Question 1 : Comment définissez vous votre métier ?

Avant de définir mon métier, je vais vous dire pour QUI je travaille. Je travaille pour l’entrepreneur. Pourquoi ? Parce qu’il est un créateur.

Il crée des produits, des services, des marchés, des emplois, de la richesse, etc. Mais il y a des moments où il s’épuise, ou bien se trouve face à une évolution des marchés qui devient problématique pour son activité. Cela se traduit par une perte de vitesse de l’entreprise, de l’énergie perdue à lutter contre l’impossible, des angoisses, etc. Et le cercle vicieux commence.

Mon métier est là : apporter un nouveau souffle à ces entreprises. Révéler leur essence, et créer avec eux le nouveau marché qui leur correspond.

Question 2 : En fait, votre métier, c’est le marketing ?

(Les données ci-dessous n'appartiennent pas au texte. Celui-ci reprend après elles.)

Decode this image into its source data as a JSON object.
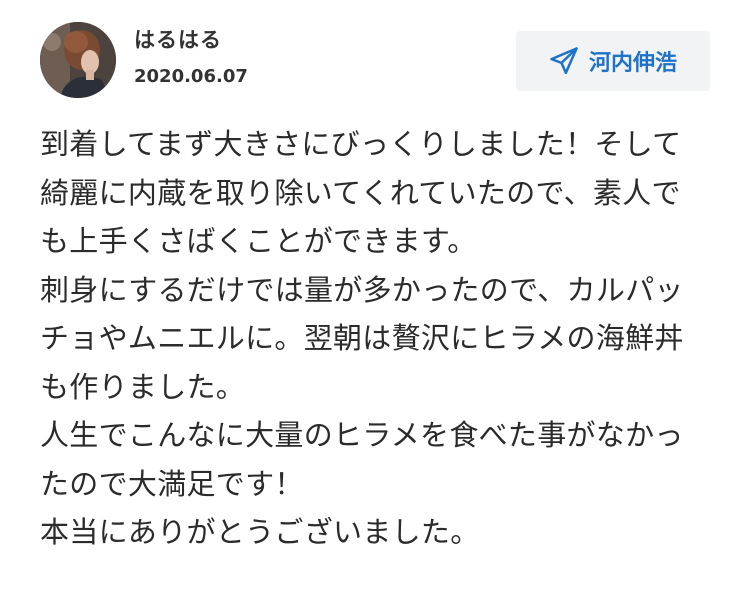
{
  "review": {
    "user_name": "はるはる",
    "date": "2020.06.07",
    "recipient": "河内伸浩",
    "icons": {
      "avatar": "user-photo-avatar",
      "send": "paper-plane-icon"
    },
    "colors": {
      "accent": "#1e73c8",
      "button_bg": "#f2f3f5",
      "text": "#2b2b2b"
    },
    "body_lines": [
      "到着してまず大きさにびっくりしました！そして",
      "綺麗に内蔵を取り除いてくれていたので、素人で",
      "も上手くさばくことができます。",
      "刺身にするだけでは量が多かったので、カルパッ",
      "チョやムニエルに。翌朝は贅沢にヒラメの海鮮丼",
      "も作りました。",
      "人生でこんなに大量のヒラメを食べた事がなかっ",
      "たので大満足です！",
      "本当にありがとうございました。"
    ]
  }
}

Ce n’est pas du marketing. C’est de la stratégie. Le marketing tel qu’on l’entend aujourd’hui n’a plus de sens. Son fonctionnement est très limité :

- Le marketing consiste à demander aux consommateurs ce qu’ils veulent. Mais, ils ne le savent pas toujours eux-mêmes. S‘ils le savent, c’est que le marché existe déjà et qu’il sera concurrentiel. Comme dirait Roger Couffin (expert en stratégie d’entreprise) : « s’il y a déjà un gros chien dans la niche, il n’y a pas de place pour un deuxième ».

- Le marketing est castrateur. Il nous empêche de créer. Par exemple, si Steve Jobs avait fait une étude de marché avant de commercialiser l’Iphone, celui-ci n’existerait pas aujourd’hui. Ce chef d’entreprise a suivi son cœur et il a créé le marché.

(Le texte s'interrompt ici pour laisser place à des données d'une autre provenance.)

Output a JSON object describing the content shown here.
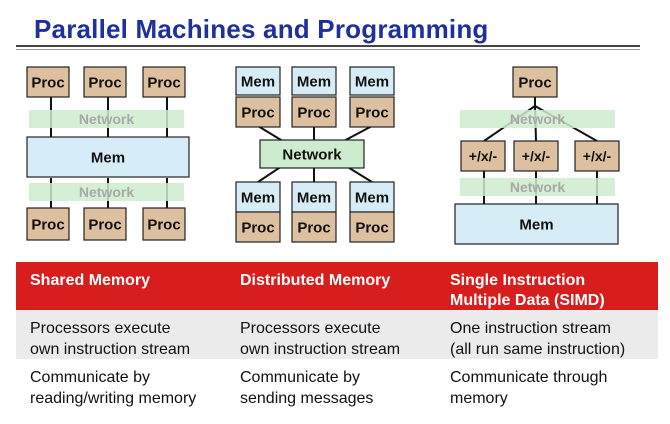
{
  "title": "Parallel Machines and Programming",
  "colors": {
    "title": "#1f2f9c",
    "header_bg": "#d81d1d",
    "proc_box": "#dcc0a0",
    "mem_box": "#d6ecf6",
    "network_box": "#cdeccd",
    "alt_row": "#ebebeb"
  },
  "diagrams": {
    "shared": {
      "proc": "Proc",
      "network": "Network",
      "mem": "Mem"
    },
    "distributed": {
      "mem": "Mem",
      "proc": "Proc",
      "network": "Network"
    },
    "simd": {
      "proc": "Proc",
      "network": "Network",
      "alu": "+/x/-",
      "mem": "Mem"
    }
  },
  "table": {
    "headers": [
      "Shared Memory",
      "Distributed Memory",
      "Single Instruction\nMultiple Data (SIMD)"
    ],
    "rows": [
      [
        "Processors execute\nown instruction stream",
        "Processors execute\nown instruction stream",
        "One instruction stream\n(all run same instruction)"
      ],
      [
        "Communicate by\nreading/writing memory",
        "Communicate by\nsending messages",
        "Communicate through\nmemory"
      ]
    ]
  }
}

Question 3 : Comment vivez-vous cette période économique difficile ?

En effet, c’est difficile. On ressent la peur partout. Et c’est la peur qui freine toute l’économie. La seule manière de réussir, c’est de revenir à la confiance et au respect.

C’est ce que je dis à mes clients, et c’est ce que je fais avec eux. Ils doivent se sentir forts, et en sécurité pour s’épanouir sur leur marché.

Nous sommes dans une période de reconstruction. Si nous l’acceptons, nous serons gagnants.

Question 4 : Ne pensez-vous pas que la stratégie peut intervenir dans la phase de communication ?

Beaucoup d’entreprises, en effet, utilisent la communication comme substitut à la stratégie. Lorsqu’il n’y a pas de stratégie, on mise tout sur la communication. Mais c’est comme un artiste qui travaille avec du mauvais matériel. Il peut faire tous les efforts qu’il veut, et développer des idées de génie, le résultat ne sera jamais concluant.

Nous faisons en sorte que son matériel lui corresponde et qu’il réponde aux besoins d’une finalité.

Il faut envisager la communication autrement. Il faut la considérer comme la traduction d’un projet, et comme une manière de se présenter à un public.

L’avenir de l’entreprise n’est pas dans la communication.

Question 5 : Est-ce que vous travaillez aussi avec les responsables communication ?

Mon travail est d’abord une collaboration avec l’entrepreneur. Je suis son alliée. Un entrepreneur est relativement polyvalent, mais il ne peut pas se battre seul sur tous les fronts. Je suis son complément, j’éclaire son chemin, et je lui apporte l’énergie nécessaire pour atteindre son but.

Ensuite, l’équipe accompagne certains salariés de l’entreprise (potentiellement en charge des communications) pour qu’ils adoptent et appliquent la stratégie.

La plus belle récompense, c’est lorsque l’entrepreneur est heureux et épanoui.